Participant study flowchart. Participants were screened in the interventional radiology clinic after consent was obtained and underwent fluorine 18 (18F) fluoromisonidazole (FMISO) PET/CT imaging if criteria were met.

Figure 2:

Tumor-to-liver ratio (TLR) plotted for tumor viability before treatment versus after treatment.
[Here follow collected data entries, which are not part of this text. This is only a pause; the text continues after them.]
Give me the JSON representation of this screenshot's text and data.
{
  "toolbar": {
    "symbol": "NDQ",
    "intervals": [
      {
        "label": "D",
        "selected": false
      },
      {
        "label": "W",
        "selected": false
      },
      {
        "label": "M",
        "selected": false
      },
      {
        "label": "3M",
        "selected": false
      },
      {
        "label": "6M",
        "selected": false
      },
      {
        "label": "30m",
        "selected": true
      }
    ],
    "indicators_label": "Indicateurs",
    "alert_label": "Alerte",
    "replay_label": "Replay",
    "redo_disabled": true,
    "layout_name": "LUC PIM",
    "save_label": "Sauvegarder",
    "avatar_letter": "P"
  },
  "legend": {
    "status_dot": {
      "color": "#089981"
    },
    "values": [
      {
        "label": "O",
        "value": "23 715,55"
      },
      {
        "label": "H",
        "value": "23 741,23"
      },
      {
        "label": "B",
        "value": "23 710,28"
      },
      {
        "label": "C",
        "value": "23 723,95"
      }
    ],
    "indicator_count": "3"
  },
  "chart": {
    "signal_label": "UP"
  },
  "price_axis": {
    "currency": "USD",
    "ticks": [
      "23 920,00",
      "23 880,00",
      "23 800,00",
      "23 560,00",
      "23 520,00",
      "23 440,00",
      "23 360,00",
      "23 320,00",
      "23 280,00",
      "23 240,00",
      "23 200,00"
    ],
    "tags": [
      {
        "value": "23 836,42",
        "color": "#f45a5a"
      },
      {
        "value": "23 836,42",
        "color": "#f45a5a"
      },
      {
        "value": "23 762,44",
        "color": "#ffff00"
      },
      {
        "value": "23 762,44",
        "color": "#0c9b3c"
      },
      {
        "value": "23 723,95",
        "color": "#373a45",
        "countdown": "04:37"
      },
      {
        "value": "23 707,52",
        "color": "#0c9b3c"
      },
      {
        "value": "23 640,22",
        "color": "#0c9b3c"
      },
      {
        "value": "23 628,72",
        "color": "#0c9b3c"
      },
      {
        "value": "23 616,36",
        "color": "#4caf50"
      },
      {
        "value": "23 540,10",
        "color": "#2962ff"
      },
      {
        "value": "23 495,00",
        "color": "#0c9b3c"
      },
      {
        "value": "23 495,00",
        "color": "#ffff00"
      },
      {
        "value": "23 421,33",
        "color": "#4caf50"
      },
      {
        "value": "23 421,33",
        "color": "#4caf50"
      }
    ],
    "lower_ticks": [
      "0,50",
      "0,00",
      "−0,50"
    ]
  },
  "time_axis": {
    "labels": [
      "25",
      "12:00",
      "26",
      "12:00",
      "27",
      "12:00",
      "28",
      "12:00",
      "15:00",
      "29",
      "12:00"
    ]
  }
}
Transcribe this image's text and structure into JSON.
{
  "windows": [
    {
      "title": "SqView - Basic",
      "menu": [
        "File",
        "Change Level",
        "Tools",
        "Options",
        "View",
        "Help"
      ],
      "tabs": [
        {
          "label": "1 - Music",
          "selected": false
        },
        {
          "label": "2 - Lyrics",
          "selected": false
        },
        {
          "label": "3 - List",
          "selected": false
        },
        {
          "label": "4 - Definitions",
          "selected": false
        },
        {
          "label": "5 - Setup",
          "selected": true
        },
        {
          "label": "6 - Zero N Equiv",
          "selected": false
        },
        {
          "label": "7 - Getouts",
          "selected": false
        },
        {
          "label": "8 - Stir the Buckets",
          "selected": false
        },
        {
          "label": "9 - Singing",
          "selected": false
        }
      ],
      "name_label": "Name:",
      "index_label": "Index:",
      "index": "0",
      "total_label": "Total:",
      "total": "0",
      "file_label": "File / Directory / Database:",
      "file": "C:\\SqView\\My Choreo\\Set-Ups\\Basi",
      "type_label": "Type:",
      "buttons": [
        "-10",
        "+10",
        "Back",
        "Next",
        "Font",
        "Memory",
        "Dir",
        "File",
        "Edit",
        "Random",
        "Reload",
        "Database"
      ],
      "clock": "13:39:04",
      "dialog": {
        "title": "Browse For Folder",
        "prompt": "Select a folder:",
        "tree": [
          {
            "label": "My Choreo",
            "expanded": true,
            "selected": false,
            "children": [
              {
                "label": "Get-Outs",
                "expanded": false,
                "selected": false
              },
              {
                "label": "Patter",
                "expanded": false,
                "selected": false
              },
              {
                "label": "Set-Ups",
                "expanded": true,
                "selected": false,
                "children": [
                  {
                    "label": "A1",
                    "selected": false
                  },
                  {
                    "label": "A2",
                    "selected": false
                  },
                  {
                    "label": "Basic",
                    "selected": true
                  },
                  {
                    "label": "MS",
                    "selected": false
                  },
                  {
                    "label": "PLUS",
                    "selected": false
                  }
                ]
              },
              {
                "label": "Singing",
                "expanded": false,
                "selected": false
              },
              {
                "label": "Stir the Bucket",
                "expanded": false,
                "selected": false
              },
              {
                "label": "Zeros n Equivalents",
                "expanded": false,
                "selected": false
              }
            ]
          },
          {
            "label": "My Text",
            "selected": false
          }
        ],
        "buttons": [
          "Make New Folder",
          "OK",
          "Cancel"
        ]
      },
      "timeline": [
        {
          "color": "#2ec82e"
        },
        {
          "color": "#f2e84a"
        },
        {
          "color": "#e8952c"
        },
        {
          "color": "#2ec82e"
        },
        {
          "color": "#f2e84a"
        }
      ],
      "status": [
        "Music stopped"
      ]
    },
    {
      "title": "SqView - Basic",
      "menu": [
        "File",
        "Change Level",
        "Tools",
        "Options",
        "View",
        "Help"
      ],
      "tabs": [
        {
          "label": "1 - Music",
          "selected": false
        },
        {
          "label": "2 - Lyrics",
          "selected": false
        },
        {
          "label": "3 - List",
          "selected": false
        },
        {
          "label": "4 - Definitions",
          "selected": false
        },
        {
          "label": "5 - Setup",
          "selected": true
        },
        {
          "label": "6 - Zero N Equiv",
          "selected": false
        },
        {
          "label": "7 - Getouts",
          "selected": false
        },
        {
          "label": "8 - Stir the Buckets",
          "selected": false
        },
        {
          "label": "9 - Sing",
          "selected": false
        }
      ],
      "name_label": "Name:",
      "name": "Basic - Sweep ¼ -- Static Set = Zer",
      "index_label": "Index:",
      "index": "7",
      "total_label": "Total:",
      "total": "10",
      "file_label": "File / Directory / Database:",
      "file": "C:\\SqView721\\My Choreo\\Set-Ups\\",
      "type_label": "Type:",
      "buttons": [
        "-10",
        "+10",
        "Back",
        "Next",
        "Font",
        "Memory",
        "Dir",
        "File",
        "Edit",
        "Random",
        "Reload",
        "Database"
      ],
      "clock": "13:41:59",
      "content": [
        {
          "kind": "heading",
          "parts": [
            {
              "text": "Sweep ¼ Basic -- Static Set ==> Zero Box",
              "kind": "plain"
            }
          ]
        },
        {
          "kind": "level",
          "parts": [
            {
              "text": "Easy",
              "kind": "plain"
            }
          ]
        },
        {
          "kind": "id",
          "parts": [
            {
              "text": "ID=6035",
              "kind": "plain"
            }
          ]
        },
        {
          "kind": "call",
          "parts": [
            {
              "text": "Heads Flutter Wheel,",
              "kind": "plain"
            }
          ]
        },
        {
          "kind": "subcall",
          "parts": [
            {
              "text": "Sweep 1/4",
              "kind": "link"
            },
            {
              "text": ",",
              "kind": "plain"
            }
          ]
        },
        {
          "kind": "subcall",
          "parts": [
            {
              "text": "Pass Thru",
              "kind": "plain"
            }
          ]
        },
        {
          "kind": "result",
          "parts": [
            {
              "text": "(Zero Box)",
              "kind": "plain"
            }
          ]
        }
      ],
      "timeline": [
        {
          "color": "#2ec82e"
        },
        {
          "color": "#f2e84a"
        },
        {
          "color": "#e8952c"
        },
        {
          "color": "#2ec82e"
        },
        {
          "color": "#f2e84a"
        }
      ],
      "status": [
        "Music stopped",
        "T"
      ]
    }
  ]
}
The TLR after embolization was higher for nonviable tumors than for viable tumors.

Figure 3:

Fluorine 18 (18F) fluoromisonidazole (FMISO) uptake in the liver before and after embolization for participant 1 (66-year-old man with hepatocellular carcinoma) with residual tumor after treatment.(A) Axial contrast-enhanced CT image acquired before embolization shows enhancing tumor (arrow) in segments 5/8.(B) Axial 18F-FMISO PET/CT image acquired before embolization shows uptake in the tumor (arrow) similar to that of liver parenchyma, with yellow and red areas indicating increased uptake.(C) Axial 18F-FMISO PET/CT image acquired after embolization shows minimal uptake in the tumor (arrow).(D) Axial contrast-enhanced CT image acquired 2 months after embolization shows enhancing viable tumor (arrow).

Figure 4:

Fluorine 18 (18F) fluoromisonidazole (FMISO) uptake in the liver before and after embolization in participant 3, a 65-year-old man with hepatocellular carcinoma and nonviable tumor after treatment.(A) Axial contrast-enhanced CT image acquired before embolization shows a segment-7 enhancing tumor (arrow). (B)Axial 18F-FMISO PET/CT image acquired before embolization shows uptake in the tumor (arrow) similar to that of liver parenchyma, with yellow and red areas indicating increased uptake. (C)Axial 18F-FMISO PET/CT image acquired after embolization shows continued uptake in the tumor (arrow). Note the focal contrast retention in the tumor from retained embolic particles. (D)Axial contrast-enhanced CT image acquired at 2 months after embolization shows necrosis with no viable tumor (arrow).